Tips to effectively make invoice payments on time

While the most common term is Net 30, it’s also important to know the standard for your industry. For example, the most common payment term in the construction industry is Net 90, but in the landscaping industry, it’s Net 7.

  • The latest product innovations and business insights from QuickBooks.
  • Some businesses offer discounts to customers who pay in full upfront.
  • There are usually third-party fees involved in transactions of this type.
  • Recurring invoices guarantee cash flow for your business, makes forecasting a breeze, and save you time from having to invoice clients each month.
  • Sign up today, and you’ll gain access to our free 30-day trial offer.
  • No one likes to be the reason a payment is delayed, so here are our top 5 tips on how to make invoice payments on time – every time.

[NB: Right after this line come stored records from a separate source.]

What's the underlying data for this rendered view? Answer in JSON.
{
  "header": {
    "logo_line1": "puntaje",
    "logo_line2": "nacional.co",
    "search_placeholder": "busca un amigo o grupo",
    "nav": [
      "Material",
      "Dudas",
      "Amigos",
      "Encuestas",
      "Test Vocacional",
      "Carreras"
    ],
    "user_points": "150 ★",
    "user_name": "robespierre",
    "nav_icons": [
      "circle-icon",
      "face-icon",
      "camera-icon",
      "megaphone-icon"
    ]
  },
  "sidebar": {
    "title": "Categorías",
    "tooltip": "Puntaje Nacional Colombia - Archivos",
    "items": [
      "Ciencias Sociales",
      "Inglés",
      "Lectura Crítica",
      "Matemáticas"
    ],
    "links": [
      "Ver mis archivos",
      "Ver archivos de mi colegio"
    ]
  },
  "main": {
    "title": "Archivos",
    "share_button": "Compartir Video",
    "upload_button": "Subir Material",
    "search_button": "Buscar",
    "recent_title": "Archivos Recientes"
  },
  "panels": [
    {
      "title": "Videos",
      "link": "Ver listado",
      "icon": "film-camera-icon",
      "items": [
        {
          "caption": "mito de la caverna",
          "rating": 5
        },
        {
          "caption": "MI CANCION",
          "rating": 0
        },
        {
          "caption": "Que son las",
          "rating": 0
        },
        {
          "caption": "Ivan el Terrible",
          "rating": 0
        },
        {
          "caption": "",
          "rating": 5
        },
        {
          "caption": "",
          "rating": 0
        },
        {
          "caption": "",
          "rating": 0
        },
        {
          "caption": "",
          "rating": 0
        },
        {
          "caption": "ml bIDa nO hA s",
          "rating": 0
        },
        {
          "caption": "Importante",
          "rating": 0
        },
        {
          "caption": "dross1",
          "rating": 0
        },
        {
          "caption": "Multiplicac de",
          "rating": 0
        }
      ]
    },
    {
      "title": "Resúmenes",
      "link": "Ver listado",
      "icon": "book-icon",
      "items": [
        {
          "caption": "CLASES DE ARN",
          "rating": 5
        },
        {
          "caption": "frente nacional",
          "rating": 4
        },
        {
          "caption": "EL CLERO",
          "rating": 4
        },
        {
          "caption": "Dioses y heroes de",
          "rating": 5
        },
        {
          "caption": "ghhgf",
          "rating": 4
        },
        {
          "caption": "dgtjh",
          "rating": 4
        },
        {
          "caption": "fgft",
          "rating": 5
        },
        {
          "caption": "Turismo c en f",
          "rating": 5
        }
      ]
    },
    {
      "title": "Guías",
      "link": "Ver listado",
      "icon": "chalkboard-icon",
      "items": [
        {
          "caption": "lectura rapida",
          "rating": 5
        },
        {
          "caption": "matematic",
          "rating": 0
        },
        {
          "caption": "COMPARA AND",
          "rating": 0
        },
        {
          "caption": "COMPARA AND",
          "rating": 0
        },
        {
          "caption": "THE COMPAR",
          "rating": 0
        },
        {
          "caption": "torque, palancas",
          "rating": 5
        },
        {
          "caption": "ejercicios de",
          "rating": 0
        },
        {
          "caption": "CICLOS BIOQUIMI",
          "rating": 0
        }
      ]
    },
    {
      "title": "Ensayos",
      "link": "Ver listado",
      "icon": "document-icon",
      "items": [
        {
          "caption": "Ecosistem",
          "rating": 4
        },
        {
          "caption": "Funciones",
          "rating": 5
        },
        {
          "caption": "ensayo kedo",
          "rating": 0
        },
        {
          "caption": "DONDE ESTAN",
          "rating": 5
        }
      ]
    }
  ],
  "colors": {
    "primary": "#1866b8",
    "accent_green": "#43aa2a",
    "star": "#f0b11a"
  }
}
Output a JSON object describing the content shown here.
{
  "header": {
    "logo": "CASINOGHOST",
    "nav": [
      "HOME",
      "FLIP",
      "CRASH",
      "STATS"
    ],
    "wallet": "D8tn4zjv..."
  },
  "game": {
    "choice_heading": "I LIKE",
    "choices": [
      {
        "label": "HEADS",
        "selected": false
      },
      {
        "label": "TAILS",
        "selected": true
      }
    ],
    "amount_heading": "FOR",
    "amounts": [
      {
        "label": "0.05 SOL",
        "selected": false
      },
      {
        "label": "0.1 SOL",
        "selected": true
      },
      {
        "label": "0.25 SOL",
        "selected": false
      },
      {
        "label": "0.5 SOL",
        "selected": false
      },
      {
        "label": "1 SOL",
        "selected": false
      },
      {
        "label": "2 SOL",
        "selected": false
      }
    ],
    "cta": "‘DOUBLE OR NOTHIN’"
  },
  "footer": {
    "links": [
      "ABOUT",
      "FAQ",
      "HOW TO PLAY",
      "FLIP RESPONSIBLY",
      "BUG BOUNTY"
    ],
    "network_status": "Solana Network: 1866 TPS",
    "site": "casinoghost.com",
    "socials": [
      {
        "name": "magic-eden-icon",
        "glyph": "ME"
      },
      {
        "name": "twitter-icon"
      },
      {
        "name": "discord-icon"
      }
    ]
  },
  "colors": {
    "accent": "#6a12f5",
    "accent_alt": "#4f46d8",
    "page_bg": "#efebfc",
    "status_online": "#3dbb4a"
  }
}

Before you start charging late fees, make sure to check your state’s government website to ensure you’re within your legal rights. In general, small businesses should evaluate each situation and consider a fair policy on late fees. In some cases, this might affect the relationship you have with your client, invoice payment terms but charging late fees is standard practice. This represents a cash discount of 2% if the payment is made within 10 days of the invoice date. Otherwise, the full amount is due within 30 days of the invoice date. It’s up to the business to determine how much of a cash discount they’re willing to provide.